RtoP “is an emerging norm or law, depending on how you look at it, that essentially says that when a state is engaged in atrocities against its own people, or complicit, then there is a responsibility on behalf of the international community to do three things,” Rodin says. Those would be “to try and prevent those crimes, and if unable to prevent, then it has an obligation to actually take effective mergers to stop those crimes, and after crimes have taken place, to help rebuild that society.”
The idea was originally the brainchild of and sponsored by the Canadian government, which asked a group of distinguished international scholars and former politicians to come up with a set of guidelines for humanitarian intervention.
“They reported [their findings] in 2001, with a report that was very influential and was seen as mapping out a sensible and violent way of helping prevent mass atrocities against civilians,” Rodin says.
In 2005, it was debated by the UN General Assembly and a modified version was endorsed. It was formally incorporated by the UN Security Council itself on their resolution on their intervention in Libya. “That was seen as a pivotal moment for the idea,” he said.
Rodin describes the Responsibility to Protect as “an emerging law … a quasi-law. It’s a norm in the process of becoming a genuine law.”
But the Responsibility to Protect has hit a hurdle with Syria. A lack of international response to the crisis, despite the documentation of war crimes on both sides, has left many in the international community wondering if Syria has essentially halted the legitimization of Responsibility to Protect into an effective, actionable law.
“In the case of Syria, it seems clear to all impartial observers that the Syrian state has indeed been committing at least one and possibly several of those crimes … it would seem to be clear ground for the Security Council to intervene, as long as it was effective and proportionate,” says Rodin, pinpointing another stumbling block for the concept’s application.
“There needs to be a reasonable chance that it would be successful and not cause more harm than it would prevent.”
Rodin cites the global community’s lack of early action as a reason for the current stalemate. “The situation in Syria has got to what we have now because appropriate and effective measures weren’t taken 13 or 18 months ago when they might have had a much higher likelihood of working,” he says.
“Responsibility to Protect says that were a state creating atrocities against own population — they can be war crimes, crimes of genocide, crimes against humanity or ethnic cleansing — then the international community has a responsibility to say the state is committing those crimes, to take measures through the Security Council to require them to stop committing those crimes.”

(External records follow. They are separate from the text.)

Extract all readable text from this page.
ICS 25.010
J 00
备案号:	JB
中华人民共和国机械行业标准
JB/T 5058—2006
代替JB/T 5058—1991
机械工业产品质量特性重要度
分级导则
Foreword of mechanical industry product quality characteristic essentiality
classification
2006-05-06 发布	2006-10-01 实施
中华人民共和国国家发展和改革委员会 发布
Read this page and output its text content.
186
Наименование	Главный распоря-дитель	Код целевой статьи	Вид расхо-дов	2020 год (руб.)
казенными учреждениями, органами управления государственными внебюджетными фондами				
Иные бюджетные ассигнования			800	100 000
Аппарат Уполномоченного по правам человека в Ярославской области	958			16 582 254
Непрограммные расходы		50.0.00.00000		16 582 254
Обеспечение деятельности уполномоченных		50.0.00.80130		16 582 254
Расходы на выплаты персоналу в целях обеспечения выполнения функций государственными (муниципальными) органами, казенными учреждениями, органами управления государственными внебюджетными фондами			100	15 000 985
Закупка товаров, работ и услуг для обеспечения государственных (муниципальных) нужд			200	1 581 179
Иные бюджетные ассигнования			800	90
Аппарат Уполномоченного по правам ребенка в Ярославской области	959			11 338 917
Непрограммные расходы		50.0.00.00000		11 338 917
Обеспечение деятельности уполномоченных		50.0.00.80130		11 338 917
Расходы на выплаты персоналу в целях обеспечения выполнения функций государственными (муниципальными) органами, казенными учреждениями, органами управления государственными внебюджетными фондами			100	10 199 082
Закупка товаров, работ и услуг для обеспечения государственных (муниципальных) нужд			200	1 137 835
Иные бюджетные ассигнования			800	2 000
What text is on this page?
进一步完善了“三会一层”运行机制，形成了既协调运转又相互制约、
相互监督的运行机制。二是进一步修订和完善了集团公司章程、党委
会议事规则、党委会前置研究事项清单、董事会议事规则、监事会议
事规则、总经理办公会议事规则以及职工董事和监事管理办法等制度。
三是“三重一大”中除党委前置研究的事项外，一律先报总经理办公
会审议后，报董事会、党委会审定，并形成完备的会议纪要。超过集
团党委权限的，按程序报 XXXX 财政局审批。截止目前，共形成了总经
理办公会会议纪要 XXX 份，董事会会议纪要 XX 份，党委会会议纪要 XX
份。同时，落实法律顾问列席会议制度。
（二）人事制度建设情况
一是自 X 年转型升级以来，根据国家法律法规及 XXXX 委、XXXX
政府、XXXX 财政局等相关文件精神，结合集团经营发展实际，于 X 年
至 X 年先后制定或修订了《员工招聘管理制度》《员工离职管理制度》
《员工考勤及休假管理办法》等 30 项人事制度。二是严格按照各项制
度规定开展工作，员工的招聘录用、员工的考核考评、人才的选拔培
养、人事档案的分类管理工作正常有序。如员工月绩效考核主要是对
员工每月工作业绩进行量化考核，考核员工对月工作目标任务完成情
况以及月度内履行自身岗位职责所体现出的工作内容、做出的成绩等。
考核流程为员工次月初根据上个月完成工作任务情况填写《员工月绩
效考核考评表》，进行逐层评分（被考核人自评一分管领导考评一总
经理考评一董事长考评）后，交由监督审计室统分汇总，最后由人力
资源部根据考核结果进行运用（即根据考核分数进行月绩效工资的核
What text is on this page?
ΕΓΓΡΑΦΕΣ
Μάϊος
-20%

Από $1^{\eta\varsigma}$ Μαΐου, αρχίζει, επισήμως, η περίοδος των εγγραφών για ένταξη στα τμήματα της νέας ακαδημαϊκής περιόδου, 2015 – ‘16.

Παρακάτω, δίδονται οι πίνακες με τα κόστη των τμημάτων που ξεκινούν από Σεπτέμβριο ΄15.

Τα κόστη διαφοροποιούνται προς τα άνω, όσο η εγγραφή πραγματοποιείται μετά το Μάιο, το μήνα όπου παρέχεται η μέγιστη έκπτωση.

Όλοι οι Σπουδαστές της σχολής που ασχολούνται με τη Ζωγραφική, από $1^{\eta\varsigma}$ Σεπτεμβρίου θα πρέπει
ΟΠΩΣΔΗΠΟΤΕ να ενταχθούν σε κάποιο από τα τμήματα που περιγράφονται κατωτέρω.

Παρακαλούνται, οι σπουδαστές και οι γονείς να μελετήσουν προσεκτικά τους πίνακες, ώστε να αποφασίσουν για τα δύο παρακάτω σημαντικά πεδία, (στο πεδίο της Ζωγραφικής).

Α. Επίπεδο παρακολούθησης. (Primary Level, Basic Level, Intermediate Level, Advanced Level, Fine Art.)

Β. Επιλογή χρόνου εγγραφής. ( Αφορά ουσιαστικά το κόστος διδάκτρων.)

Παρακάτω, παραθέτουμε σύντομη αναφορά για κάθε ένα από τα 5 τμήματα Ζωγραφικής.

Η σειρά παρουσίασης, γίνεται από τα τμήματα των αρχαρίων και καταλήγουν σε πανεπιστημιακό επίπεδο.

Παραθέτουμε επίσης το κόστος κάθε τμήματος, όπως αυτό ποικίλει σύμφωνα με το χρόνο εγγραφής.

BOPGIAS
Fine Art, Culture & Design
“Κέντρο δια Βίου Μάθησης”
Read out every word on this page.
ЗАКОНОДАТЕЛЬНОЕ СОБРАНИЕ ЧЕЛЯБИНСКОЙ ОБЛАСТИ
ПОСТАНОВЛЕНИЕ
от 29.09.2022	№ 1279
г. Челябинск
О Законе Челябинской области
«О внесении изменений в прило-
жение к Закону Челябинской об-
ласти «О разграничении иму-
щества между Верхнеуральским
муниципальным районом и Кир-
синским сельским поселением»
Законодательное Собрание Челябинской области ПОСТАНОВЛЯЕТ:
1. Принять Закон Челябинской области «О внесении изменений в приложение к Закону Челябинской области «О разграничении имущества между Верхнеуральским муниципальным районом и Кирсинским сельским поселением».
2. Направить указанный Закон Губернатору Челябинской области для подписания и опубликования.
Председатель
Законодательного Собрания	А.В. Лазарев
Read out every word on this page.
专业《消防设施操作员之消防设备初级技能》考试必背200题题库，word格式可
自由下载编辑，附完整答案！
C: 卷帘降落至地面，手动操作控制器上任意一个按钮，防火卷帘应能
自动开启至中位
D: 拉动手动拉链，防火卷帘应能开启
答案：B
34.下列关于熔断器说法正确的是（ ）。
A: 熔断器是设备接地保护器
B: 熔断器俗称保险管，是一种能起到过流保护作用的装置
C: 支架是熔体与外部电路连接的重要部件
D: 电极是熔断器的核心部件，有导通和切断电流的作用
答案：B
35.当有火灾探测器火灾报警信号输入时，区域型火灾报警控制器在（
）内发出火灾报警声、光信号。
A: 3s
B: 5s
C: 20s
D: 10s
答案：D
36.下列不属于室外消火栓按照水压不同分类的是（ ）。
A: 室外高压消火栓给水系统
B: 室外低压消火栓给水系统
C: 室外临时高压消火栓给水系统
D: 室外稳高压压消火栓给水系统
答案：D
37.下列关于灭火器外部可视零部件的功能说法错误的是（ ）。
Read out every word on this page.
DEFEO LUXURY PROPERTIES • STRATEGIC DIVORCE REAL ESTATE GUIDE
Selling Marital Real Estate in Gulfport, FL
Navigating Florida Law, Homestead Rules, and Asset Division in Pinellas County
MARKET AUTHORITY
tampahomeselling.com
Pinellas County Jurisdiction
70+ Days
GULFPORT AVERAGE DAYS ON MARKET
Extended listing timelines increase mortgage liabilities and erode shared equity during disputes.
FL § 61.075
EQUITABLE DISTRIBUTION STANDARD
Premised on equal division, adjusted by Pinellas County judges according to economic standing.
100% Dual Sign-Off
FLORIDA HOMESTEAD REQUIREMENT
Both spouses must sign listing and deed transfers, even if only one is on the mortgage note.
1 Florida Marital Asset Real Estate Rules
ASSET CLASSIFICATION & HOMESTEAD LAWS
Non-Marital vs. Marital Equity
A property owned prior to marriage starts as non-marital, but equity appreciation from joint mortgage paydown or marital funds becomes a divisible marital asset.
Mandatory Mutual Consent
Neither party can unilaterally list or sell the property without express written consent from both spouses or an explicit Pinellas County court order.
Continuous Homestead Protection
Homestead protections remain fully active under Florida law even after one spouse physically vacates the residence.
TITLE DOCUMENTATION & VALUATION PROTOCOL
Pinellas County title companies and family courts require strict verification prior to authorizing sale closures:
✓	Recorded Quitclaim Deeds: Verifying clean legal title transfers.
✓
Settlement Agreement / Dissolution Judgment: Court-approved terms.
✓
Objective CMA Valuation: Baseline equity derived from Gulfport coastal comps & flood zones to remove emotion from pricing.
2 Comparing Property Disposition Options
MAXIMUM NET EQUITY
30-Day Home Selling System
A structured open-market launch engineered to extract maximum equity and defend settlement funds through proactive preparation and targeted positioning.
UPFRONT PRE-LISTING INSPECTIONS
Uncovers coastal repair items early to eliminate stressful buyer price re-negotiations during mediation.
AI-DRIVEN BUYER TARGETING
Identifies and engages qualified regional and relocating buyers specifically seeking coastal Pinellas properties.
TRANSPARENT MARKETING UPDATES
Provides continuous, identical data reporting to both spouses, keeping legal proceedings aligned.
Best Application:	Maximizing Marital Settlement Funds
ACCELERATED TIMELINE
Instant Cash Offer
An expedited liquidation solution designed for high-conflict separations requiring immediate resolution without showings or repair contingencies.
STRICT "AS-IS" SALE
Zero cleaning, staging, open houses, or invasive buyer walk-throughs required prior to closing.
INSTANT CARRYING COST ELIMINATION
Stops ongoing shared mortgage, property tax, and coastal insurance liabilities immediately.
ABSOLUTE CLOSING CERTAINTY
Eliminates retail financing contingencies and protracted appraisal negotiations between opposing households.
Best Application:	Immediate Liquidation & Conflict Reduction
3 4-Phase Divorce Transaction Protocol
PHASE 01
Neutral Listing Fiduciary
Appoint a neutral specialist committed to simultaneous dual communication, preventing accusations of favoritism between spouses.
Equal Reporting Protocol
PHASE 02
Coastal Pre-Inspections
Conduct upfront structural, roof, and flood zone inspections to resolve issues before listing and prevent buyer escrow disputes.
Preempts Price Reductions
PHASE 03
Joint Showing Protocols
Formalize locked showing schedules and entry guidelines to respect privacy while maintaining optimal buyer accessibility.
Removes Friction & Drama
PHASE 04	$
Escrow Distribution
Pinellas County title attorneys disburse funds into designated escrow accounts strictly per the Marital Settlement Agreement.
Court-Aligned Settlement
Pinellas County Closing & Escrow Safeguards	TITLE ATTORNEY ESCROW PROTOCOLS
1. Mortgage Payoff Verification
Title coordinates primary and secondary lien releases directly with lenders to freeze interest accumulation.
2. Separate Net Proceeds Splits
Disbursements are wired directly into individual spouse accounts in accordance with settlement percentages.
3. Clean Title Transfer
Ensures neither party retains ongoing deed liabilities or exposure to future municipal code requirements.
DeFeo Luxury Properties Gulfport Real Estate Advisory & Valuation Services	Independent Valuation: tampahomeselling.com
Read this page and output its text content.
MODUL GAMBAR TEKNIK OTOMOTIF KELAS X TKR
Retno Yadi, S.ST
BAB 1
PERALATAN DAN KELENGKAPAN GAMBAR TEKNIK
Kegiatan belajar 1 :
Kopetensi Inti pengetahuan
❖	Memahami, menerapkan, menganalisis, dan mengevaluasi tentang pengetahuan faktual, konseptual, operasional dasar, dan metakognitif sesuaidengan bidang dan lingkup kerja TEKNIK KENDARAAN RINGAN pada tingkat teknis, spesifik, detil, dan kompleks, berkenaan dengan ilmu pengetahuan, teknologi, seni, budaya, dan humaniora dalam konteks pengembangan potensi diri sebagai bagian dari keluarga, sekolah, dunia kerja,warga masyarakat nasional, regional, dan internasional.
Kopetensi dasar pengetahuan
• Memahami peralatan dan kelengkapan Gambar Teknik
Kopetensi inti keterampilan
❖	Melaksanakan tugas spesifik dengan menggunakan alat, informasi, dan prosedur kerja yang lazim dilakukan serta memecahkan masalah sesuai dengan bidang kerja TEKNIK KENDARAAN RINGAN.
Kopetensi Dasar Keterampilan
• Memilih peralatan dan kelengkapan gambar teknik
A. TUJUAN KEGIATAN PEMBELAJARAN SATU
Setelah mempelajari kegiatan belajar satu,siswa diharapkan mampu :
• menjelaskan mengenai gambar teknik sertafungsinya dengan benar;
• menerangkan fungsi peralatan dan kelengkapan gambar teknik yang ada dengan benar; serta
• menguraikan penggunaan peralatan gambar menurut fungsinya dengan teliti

Rodin says that the case of Libya — seen as a successful humanitarian intervention — led to a revival of interest in the Responsibility to Protect, and wide optimism about its application to global crisis spots. That optimism faded as Syria’s war progressed.
Syria hasn’t killed the idea, Rodin says. “But the situation in Syria has caused people to really think again, because we have not seen a consensus on intervention. The UN Security Council has not seriously attempted to formulate a resolution addressing the situation, so for many people looking at Syria it seems it’s slipping into irrelevance.”
But, he says, that does not mean the concept will fade away.